SEC Reforms Rule 10b5-1 to Improve Insider Trading Plans and Transparency
To strengthen investor protections against insider trading, the Securities and Exchange Commission adopted amendments to Rule 10b5-1 under the Securities Exchange Act of 1934 and new disclosure requirements today. Updates to Rule 10b5-1(c)(1), which provides an affirmative defense to insider trading liability under Section 10(b), and Rule 10b-5 are among the changes.

The final rules aim to strengthen investor protections against insider trading and to assist shareholders in understanding when and how insiders trade in securities for which they may have material nonpublic information.
“The SEC established Exchange Act Rule 10b5-1 about 20 years ago. This rule provided affirmative defenses for corporate insiders and companies to buy and sell company stock in good faith — before becoming aware of material nonpublic information,” said SEC Chair Gary Gensler. However, we’ve heard from courts, commentators, and members of Congress over the last two decades that insiders have sought to benefit from the rule’s liability protections while trading securities opportunistically on the basis of material nonpublic information.

Today’s amendments, I believe, will help fill those potential gaps. These issues reflect investors’ confidence in the markets. It’s always a good thing when we can boost investor confidence in the markets. It assists investors in deciding where to put their money. It reduces the cost of capital for businesses looking to raise capital, grow, and innovate, facilitating capital formation.”
The rule changes bring the conditions for the 10b5-1 affirmative defense up to date. The amendments, in particular, impose cooling-off periods for persons other than issuers before trading can begin under a Rule 10b5-1 plan. They also include a requirement that all parties who enter into a Rule 10b5-1 plan do so in good faith.
The amendments also require directors and officers to include representations in their plans attesting that: (1) they are not aware of any material nonpublic information about the issuer or its securities; and (2) they are adopting the plan in good faith and not as part of a plan or scheme to evade the prohibitions of Rule 10b-5.

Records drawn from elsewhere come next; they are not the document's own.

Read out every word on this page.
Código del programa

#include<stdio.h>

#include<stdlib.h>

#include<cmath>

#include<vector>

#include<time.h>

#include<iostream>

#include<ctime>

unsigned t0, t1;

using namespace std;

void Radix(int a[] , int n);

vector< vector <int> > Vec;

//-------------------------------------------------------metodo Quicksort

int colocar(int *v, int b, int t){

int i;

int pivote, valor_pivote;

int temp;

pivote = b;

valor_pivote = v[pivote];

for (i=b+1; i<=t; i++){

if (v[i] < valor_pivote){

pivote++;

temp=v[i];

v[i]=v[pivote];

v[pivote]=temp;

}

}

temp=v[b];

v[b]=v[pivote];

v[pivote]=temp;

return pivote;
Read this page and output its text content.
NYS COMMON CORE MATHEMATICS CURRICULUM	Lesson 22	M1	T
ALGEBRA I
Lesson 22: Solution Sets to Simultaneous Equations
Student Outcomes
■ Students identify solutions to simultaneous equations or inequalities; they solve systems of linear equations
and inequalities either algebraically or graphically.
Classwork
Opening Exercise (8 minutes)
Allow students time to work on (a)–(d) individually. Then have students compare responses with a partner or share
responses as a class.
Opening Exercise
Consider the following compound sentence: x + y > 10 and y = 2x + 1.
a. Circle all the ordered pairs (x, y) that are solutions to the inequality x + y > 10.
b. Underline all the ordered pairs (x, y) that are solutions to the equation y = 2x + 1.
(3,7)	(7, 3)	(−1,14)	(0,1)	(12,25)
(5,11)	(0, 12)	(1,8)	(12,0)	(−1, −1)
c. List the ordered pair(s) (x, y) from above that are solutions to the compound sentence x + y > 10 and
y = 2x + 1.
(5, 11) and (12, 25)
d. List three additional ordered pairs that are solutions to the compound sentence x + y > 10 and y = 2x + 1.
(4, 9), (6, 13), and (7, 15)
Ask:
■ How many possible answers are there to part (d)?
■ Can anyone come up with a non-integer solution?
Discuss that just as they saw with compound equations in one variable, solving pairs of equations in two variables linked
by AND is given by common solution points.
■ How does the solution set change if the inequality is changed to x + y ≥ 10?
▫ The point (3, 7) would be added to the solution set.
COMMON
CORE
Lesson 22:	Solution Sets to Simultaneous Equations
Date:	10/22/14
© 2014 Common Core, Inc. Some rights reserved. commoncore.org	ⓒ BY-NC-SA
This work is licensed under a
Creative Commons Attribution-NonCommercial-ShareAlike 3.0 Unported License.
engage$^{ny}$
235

The amendments restrict the use of multiple overlapping trading plans and limit the ability of all persons other than issuers to rely on the affirmative defense for a single-trade plan to one single-trade plan per twelve-month period.
The amendments will require more detailed disclosure about issuers’ insider trading policies and procedures, including quarterly disclosure by issuers about the use of Rule 10b5-1 plans and certain other trading arrangements by its directors and officers for trading its securities.
The final rules require issuers to disclose their policies and practices regarding the timing of option grants as well as the release of material nonpublic information. The rules will require issuers to report any option awards beginning four business days before the filing of a periodic report or the filing or furnishing of a current report on Form 8-K that discloses material nonpublic information, including earnings information, and ending one business day after a triggering event on a new table.

Insiders who file Forms 4 or 5 will be required to checkbox whether a reported transaction was intended to satisfy the affirmative defense conditions of Rule 10b5-1(c) and to disclose the date the trading plan was adopted. Finally, genuine gifts of securities that were previously permitted to be reported on Form 5 must now be reported on Form 4.
The final rules will go into effect 60 days after the adopting release is published in the Federal Register. Section 16 reporting persons must comply with the Forms 4 and 5 amendments for beneficial ownership reports filed on or after April 1, 2023.
In the first filing that covers the first full fiscal period that begins on or after April 1, 2023, issuers will be required to comply with the new disclosure requirements in Exchange Act periodic reports on Forms 10-Q, 10-K, and 20-F, as well as any proxy or information statements. The final amendments postpone compliance with the additional disclosure requirements for smaller reporting companies by six months.